Jeanne memiliki ciri khas serta aura tersendiri.

Wajahnya terlihat tidak suka saat mengetahui bahwa kedatangan Ilona yang dibukanya. Ia menatap dengan pandangan yang sulit diartikan. Meski begitu, Jeanne memaksakan segaris senyumnya.

[Wah, apa sebegitu bencinya semua orang di kediaman ini padaku?
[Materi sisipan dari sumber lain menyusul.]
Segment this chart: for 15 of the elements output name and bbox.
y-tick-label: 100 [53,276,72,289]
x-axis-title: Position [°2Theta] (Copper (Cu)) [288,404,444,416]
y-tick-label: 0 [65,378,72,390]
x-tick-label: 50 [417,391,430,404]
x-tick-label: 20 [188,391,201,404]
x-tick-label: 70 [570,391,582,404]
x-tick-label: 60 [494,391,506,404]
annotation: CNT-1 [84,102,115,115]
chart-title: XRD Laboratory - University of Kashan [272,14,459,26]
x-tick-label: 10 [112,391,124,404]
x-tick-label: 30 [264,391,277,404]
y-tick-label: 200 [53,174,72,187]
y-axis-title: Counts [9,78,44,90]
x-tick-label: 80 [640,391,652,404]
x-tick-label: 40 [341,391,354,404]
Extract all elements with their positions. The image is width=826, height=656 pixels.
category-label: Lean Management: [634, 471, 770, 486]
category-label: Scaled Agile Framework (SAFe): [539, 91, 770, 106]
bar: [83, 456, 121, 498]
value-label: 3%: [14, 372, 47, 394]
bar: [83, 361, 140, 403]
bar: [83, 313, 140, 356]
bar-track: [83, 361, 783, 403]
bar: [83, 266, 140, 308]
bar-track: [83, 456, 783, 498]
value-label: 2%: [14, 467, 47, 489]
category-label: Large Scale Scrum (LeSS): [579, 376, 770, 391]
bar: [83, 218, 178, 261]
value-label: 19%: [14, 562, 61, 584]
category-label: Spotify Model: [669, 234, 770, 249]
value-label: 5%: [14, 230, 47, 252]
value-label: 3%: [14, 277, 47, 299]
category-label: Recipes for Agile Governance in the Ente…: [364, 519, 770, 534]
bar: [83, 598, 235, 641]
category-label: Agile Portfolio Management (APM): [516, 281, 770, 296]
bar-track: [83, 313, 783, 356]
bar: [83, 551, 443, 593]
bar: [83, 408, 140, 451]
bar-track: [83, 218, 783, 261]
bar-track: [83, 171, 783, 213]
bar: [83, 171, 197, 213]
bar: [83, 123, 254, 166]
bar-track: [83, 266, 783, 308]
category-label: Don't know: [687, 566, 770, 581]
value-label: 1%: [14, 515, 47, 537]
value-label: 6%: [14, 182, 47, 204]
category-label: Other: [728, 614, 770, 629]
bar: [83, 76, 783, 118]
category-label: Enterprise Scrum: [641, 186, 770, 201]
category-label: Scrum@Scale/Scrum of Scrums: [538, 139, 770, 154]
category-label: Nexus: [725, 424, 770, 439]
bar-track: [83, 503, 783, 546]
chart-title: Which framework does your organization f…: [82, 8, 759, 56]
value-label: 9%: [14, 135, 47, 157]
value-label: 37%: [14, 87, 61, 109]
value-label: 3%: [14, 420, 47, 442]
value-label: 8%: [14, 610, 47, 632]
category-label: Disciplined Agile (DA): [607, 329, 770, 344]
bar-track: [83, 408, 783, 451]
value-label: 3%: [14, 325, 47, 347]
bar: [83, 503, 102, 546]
Lihatlah, siapa yang tersiksa dan salah, dan siapa yang menganggap itu berbalik.]

Ilona tak habis pikir dengan segalanya. Semua orang di sini seolah menganggap Ilona sebagai ancaman. Padahal, hei! Mereka duluan yang menyiksa Ilona, memperlakukan Ilona layaknya salah satu dari seorang pekerja di rumah ini.

Sungguh, Ilona membencinya. Sampai-sampai ia tidak berniat untuk membalas senyuman paksa yang Jeanne berikan.

Wajah Ilona datar tanpa disadari. Salah satu alisnya terangkat kecil, seolah ingin tahu apa yang seharusnya Jeanne katakan.

Perempuan yang jauh lebih tua di hadapannya itu tertohok. Ia menghembuskan napas. "Ada apa Ilona? Mengapa kau kemari?"

Ilona tahu. Basa basi itu sungguh terlalu dipaksakan.

"Sedikit pembicaraan. Bolehkah aku masuk ke kamarmu, Kak Jeanne?"

Jeanne menatap Ilona lama sampai akhirnya menganggukkan kepala. Ia malas melakukannya, tetapi apa yang bisa ia lakukan. Semuanya saat ini sangat takut pada Ilona.

Ilona memiliki segalanya yang dapat membuat rumah hancur dalam sekejap. Bakingan dari Ramos Frederick, dan Putra Mahkota yang dikabarkan cukup dekat dengan Ilona.

Mana mungkin Jeanne berani macam-macam.

"Baiklah. Masuk, Ilona." Jeanne segera menyingkir guna memberikan akses bagi Ilona masuk.

"Pintu … dibuka atau ditutup?" Jeanne bertanya.

Ilona yang sudah masuk ke kamar saudari tirinya itu membalikkan badan. "Biarkan pintu terbuka saja, Kak Jeanne."